Des progrès nets, mais des fractures sociales persistantes
Premier motif de satisfaction : le tabagisme chute fortement, avec 17 % de fumeurs quotidiens (–8 points depuis 2021) et 4 millions de fumeurs en moins en dix ans. En parallèle, le vapotage progresse et concerne 8 % des adultes. À l’inverse, les inégalités de santé se creusent. Les personnes peu diplômées ou en difficulté financière cumulent davantage de risques : elles fument plus, souffrent davantage de maladies chroniques et déclarent un état de santé plus fragile. L’alcool, lui, demeure davantage consommé par les catégories aisées.
Le rapport souligne aussi la méconnaissance persistante de sujets majeurs comme la résistance aux antibiotiques, peu identifiée par le grand public alors que la France continue d’en prescrire trop.

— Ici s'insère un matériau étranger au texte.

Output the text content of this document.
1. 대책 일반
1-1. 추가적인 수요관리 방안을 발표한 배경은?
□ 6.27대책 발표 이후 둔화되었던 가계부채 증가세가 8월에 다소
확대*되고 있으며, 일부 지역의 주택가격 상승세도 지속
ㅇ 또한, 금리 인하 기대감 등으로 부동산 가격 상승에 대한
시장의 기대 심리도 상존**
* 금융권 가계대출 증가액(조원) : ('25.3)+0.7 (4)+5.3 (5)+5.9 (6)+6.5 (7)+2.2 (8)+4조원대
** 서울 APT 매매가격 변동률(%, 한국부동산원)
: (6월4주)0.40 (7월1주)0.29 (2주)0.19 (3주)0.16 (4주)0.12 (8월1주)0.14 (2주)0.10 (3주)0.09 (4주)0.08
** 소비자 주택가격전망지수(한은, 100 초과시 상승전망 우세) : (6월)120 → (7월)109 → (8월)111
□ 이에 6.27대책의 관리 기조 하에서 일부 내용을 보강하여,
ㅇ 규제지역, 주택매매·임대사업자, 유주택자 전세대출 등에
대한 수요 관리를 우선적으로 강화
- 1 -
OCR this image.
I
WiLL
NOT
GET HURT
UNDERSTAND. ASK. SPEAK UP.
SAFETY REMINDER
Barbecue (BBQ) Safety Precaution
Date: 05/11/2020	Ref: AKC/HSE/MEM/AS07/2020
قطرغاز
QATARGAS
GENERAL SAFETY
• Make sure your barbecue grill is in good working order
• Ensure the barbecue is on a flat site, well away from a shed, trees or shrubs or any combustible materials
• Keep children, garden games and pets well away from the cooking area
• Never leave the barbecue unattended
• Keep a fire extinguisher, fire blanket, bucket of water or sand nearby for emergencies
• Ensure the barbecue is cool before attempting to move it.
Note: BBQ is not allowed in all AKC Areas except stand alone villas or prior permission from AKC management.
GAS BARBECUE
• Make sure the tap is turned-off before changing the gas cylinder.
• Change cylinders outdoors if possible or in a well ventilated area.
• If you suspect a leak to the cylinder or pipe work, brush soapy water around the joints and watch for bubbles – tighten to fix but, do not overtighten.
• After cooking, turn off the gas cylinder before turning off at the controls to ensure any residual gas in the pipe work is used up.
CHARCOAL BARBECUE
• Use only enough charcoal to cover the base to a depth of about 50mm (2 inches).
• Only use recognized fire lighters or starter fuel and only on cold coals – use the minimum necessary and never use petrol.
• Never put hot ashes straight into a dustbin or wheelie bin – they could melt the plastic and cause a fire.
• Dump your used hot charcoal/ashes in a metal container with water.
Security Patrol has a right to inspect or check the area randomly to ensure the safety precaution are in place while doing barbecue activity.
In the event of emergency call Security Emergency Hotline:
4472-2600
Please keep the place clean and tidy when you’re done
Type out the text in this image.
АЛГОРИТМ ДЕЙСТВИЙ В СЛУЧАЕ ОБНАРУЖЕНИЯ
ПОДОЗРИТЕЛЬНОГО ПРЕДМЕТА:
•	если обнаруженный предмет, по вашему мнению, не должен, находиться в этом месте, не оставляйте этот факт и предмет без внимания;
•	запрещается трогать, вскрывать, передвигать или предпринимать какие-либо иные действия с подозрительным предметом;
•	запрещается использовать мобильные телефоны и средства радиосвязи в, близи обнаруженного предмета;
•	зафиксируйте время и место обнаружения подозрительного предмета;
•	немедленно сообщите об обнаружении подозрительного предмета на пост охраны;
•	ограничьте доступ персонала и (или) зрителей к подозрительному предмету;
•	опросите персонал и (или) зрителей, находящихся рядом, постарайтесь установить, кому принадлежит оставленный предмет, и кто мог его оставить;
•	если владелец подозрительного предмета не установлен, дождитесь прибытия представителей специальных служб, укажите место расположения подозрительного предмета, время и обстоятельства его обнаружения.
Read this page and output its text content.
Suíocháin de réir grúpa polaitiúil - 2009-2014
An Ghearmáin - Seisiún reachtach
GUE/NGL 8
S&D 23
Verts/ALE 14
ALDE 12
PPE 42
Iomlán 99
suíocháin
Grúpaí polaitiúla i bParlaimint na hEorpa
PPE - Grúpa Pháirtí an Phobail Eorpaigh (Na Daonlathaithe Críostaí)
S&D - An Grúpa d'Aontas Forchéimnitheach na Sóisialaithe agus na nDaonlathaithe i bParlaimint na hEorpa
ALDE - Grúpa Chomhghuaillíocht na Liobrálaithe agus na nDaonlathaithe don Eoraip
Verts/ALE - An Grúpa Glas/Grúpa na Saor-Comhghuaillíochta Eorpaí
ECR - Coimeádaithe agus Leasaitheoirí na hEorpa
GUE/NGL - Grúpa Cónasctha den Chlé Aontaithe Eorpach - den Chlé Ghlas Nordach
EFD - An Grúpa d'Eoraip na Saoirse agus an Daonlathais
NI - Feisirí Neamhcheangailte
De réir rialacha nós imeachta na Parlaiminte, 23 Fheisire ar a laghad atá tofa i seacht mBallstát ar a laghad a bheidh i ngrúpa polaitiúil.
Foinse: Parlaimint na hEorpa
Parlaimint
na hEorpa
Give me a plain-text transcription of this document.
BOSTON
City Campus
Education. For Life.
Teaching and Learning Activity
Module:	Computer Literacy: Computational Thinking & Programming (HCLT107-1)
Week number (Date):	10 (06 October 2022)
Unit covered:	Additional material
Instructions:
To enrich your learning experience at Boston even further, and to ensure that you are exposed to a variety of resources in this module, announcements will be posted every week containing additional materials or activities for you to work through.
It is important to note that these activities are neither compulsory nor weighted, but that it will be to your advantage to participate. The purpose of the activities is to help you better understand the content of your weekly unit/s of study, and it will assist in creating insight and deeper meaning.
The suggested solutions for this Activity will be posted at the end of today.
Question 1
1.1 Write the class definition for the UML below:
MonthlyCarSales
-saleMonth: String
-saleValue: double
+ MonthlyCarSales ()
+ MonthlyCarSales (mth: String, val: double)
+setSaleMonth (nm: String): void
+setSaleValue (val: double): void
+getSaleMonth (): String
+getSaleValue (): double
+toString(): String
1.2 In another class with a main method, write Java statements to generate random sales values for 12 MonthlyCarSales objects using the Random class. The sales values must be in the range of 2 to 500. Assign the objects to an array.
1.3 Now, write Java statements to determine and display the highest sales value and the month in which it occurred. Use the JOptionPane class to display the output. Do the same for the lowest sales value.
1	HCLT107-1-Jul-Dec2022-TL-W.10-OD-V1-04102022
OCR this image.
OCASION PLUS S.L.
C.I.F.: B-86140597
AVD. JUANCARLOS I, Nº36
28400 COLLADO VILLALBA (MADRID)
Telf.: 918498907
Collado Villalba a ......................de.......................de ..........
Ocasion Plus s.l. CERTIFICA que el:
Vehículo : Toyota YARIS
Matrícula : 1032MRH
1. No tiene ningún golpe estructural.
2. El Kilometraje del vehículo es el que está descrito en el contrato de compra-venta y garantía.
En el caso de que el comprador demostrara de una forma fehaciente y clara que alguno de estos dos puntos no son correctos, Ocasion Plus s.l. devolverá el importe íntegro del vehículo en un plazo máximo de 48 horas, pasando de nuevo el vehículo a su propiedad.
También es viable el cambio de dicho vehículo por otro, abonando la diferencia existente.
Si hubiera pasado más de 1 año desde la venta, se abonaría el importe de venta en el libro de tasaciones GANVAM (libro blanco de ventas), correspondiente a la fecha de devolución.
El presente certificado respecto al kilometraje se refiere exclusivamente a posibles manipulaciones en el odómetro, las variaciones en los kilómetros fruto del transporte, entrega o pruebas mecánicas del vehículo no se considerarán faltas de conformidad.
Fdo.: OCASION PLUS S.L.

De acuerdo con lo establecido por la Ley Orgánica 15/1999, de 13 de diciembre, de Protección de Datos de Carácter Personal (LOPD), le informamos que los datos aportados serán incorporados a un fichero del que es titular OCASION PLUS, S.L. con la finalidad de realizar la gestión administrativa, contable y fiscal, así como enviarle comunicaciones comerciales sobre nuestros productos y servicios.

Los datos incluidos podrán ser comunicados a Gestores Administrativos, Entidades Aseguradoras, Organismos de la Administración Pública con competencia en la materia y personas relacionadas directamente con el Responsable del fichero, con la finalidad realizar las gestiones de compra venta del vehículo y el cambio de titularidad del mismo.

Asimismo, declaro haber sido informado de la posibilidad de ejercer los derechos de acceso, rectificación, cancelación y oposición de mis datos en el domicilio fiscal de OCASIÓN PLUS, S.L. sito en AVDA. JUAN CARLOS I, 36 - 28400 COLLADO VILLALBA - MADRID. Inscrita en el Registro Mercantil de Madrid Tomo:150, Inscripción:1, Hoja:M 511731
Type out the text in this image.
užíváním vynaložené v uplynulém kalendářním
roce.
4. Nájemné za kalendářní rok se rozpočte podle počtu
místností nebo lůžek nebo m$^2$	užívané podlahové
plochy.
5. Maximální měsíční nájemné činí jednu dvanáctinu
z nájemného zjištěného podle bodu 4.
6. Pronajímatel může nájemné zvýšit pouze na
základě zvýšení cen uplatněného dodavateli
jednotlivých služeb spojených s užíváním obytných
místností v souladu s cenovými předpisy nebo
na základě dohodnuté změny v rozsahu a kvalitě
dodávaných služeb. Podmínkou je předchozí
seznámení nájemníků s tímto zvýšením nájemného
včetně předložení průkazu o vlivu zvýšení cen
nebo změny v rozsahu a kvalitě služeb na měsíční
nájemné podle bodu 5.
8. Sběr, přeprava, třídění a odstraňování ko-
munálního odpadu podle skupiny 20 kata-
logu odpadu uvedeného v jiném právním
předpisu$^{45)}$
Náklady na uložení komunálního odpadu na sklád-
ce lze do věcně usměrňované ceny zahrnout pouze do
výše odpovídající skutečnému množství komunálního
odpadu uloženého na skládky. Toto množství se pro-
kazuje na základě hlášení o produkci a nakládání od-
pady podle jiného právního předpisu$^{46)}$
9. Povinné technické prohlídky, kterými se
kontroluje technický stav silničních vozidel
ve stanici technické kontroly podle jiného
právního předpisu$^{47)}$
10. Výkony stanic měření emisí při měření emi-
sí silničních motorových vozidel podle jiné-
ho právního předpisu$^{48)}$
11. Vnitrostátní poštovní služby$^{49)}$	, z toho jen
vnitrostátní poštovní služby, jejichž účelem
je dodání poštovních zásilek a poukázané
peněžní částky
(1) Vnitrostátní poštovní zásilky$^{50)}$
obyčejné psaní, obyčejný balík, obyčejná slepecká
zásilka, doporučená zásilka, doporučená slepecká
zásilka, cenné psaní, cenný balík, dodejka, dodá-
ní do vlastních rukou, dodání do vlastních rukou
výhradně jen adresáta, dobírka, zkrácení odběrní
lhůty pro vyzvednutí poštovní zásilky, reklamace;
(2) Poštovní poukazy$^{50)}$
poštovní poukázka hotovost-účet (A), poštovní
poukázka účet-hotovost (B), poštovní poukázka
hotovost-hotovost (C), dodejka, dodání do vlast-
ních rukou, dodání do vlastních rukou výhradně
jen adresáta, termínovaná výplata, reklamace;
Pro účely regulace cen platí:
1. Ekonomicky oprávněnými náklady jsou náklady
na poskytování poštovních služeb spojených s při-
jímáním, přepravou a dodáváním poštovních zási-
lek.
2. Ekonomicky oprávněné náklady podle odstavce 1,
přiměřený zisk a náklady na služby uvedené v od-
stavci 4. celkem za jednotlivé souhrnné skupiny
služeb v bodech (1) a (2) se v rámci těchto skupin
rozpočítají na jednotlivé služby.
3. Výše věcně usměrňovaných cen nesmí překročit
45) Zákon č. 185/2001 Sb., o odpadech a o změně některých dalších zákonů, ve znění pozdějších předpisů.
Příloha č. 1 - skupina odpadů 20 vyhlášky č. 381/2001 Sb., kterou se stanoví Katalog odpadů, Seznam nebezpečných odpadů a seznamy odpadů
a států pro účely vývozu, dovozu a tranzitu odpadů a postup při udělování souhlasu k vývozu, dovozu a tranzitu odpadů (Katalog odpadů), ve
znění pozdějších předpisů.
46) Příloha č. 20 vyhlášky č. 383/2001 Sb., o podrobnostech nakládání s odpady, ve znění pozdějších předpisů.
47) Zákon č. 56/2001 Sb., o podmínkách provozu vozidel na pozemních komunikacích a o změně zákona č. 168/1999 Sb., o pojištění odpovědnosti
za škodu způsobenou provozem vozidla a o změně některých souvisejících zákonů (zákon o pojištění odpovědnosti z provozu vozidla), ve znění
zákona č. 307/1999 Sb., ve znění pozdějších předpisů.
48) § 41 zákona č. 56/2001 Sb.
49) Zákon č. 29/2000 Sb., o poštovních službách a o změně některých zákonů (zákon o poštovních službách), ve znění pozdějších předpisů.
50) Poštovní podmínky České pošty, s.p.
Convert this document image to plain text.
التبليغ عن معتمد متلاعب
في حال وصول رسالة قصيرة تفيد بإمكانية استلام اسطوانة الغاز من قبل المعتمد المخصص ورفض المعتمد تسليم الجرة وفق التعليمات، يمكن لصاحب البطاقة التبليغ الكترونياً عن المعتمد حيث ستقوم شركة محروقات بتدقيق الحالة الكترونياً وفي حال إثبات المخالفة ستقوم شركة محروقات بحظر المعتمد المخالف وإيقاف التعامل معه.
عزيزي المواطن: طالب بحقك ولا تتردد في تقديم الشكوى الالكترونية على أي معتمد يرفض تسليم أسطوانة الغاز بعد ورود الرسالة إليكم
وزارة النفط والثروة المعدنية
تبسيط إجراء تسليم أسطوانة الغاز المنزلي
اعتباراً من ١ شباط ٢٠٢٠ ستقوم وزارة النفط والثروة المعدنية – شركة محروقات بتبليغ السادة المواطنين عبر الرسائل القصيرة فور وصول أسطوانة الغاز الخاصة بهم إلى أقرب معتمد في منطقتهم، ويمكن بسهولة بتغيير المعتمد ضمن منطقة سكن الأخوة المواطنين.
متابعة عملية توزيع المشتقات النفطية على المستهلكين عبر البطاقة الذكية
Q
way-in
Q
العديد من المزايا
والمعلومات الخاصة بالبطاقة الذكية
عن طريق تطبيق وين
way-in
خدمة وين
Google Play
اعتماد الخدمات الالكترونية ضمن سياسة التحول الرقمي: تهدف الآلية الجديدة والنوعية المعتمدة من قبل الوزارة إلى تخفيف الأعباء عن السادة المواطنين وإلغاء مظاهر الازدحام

Les Français restent globalement favorables à la vaccination, mais avec de fortes réserves sur certains vaccins, notamment celui contre le Covid-19.
Enfin, l’enquête révèle l’ampleur de l’impact du réchauffement climatique sur la santé : 79 % des Français disent avoir subi un événement climatique extrême en deux ans, et plus d’un tiers en ont souffert physiquement. Pour les scientifiques, l’éco-anxiété et les conséquences directes du climat deviennent désormais « des enjeux de santé publique à part entière ».